Voilà maintenant près d’un mois et demi que les Français peuvent déposer leurs propositions sur le site « grandébat.fr ». Fiscalité, citoyenneté, organisation de l’État, transition écologique... Les thèmes de discussion de manquent pas. Tant est si bien que plus de 360 000 contributions ont été déposées, à quasiment une semaine de la fin de cette grande consultation.
Après une vague de flottement, l’exécutif a accepté le mois dernier de diffuser l’ensemble des données remontant dans le cadre du « grand débat », dans un format compatible avec les standards de l’Open Data : propositions déposées sur Internet ou transmises par voie postale, restitutions de réunions locales, réponses aux questionnaires, cahiers ouverts dans les mairies, etc.
Tous ces éléments ont vocation à être « progressivement et régulièrement mis en ligne sous licence libre ». On en retrouve d’ailleurs certains sur la plateforme du « grand débat » (voir ici) et sur le portail « data.gouv.fr ».
Le gouvernement invité à prendre des « précautions »
Au travers d’une question écrite parue mardi 5 mars au Journal officiel, le député Stéphane Peu a toutefois interpelé le Premier ministre sur « les conditions de transparence de l'analyse » des données collectées lors du « grand débat ». Si l’élu communiste juge « assez compréhensible » que les pouvoirs publics envisagent de traiter ces centaines de milliers de contributions par le biais de programmes informatiques, il prévient néanmoins qu'une telle démarche « devrait conduire à prendre quelques précautions ».

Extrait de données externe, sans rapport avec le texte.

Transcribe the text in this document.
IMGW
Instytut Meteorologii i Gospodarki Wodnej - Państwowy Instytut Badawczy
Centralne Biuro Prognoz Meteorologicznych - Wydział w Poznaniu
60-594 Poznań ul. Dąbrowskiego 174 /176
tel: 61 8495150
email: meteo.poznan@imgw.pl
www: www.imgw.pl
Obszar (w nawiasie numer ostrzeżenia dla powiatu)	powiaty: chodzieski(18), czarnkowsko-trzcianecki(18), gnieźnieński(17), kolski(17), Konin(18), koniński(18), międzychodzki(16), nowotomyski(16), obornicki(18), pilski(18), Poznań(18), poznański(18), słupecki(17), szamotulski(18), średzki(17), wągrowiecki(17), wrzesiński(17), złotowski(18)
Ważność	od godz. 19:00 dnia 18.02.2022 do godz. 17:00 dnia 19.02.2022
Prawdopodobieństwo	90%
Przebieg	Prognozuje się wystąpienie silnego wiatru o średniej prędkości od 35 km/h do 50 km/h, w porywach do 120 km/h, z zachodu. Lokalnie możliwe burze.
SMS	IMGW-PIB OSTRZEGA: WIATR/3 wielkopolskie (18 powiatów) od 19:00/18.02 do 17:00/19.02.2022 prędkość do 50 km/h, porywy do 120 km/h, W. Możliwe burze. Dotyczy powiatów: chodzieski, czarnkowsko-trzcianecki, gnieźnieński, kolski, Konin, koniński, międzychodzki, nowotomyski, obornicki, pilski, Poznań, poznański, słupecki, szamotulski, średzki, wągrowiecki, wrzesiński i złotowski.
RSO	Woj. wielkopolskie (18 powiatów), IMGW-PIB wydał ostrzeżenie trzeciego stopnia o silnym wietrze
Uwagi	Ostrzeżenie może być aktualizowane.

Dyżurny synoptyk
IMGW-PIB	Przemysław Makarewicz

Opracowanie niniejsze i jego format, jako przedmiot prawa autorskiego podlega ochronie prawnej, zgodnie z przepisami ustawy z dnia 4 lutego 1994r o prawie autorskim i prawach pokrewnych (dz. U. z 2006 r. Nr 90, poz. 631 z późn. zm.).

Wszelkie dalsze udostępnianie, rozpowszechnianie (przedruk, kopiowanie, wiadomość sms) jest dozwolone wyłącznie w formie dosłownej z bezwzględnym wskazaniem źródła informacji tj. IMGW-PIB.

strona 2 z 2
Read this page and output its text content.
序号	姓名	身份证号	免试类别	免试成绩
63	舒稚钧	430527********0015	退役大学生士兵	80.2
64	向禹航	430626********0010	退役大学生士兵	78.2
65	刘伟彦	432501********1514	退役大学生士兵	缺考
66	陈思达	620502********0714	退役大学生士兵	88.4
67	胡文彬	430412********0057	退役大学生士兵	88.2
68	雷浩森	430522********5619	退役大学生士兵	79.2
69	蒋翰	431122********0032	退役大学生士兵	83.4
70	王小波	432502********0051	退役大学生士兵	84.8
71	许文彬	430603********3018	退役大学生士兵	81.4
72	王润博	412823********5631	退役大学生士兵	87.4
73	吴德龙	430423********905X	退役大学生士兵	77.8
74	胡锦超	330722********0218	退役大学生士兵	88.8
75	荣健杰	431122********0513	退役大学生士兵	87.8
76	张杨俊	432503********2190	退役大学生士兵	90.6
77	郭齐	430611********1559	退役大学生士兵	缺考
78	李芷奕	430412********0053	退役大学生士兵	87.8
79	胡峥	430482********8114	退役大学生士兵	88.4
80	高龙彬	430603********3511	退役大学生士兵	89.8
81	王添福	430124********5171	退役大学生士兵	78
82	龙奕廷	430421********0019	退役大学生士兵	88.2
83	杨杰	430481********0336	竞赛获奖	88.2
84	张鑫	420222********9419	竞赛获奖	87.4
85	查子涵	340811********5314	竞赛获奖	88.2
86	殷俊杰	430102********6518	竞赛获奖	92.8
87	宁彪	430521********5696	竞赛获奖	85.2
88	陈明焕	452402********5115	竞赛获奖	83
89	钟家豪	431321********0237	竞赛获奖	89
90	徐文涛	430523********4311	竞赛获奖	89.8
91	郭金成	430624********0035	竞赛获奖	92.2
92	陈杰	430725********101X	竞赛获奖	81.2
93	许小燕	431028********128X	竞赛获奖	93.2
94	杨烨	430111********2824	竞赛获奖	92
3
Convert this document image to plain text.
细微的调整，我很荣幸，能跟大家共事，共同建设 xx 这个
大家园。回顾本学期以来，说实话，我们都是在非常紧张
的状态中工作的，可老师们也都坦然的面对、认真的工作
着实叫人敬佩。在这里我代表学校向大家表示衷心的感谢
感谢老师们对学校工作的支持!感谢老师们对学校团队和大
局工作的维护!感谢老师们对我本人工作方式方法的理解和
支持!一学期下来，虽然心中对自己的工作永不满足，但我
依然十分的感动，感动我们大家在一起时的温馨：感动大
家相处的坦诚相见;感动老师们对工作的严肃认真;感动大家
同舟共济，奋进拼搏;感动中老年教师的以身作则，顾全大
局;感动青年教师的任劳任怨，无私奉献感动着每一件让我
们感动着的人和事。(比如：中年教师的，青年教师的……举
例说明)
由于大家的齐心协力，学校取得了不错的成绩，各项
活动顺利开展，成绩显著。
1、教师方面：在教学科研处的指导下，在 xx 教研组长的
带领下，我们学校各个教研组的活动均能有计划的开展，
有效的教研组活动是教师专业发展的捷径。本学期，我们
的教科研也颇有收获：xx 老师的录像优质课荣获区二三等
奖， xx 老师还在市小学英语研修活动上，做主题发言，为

« Confier l'intelligence collective des Françaises et des Français à l'intelligence artificielle des ordinateurs et des logiciels suppose que l'ensemble des citoyennes et citoyens puisse comprendre et apprécier la nature et la forme des traitements que leurs données auront subis, fait valoir le parlementaire. En d'autres termes, puisqu'en informatique, comme en matière de vie démocratique, « le code fait loi », son expression se doit d'être intelligible et transparente. »
Stéphane Peu plaide ainsi pour que le code source des logiciels utilisés pour analyser les contributions du « grand débat » soit ouvert, ce qui permettrait d’en auditer le contenu (et s’assurer par exemple qu’il n’y a pas de biais). L’élu invite en ce sens Édouard Philippe à lui présenter les « garanties » qu’il compte produire « pour que cette indispensable transparence puisse être garantie dans les faits, et que chaque citoyen puisse en vérifier le fonctionnement ».
Une analyse des contributions confiée à une société spécialisée dans le big data
Lors du Conseil des ministres du 13 février dernier, le gouvernement a annoncé que l’institut de sondage OpinionWay avait été retenu pour procéder à l’exploitation « quantitative et qualitative » des contributions déposées sur le site du « grand débat ».
Cette société fait cependant appel à un autre prestataire, Qwam, « pour le traitement des verbatim issus des posts « autres réponses » et des questions ouvertes, qui représentent une masse de données textuelles considérable ».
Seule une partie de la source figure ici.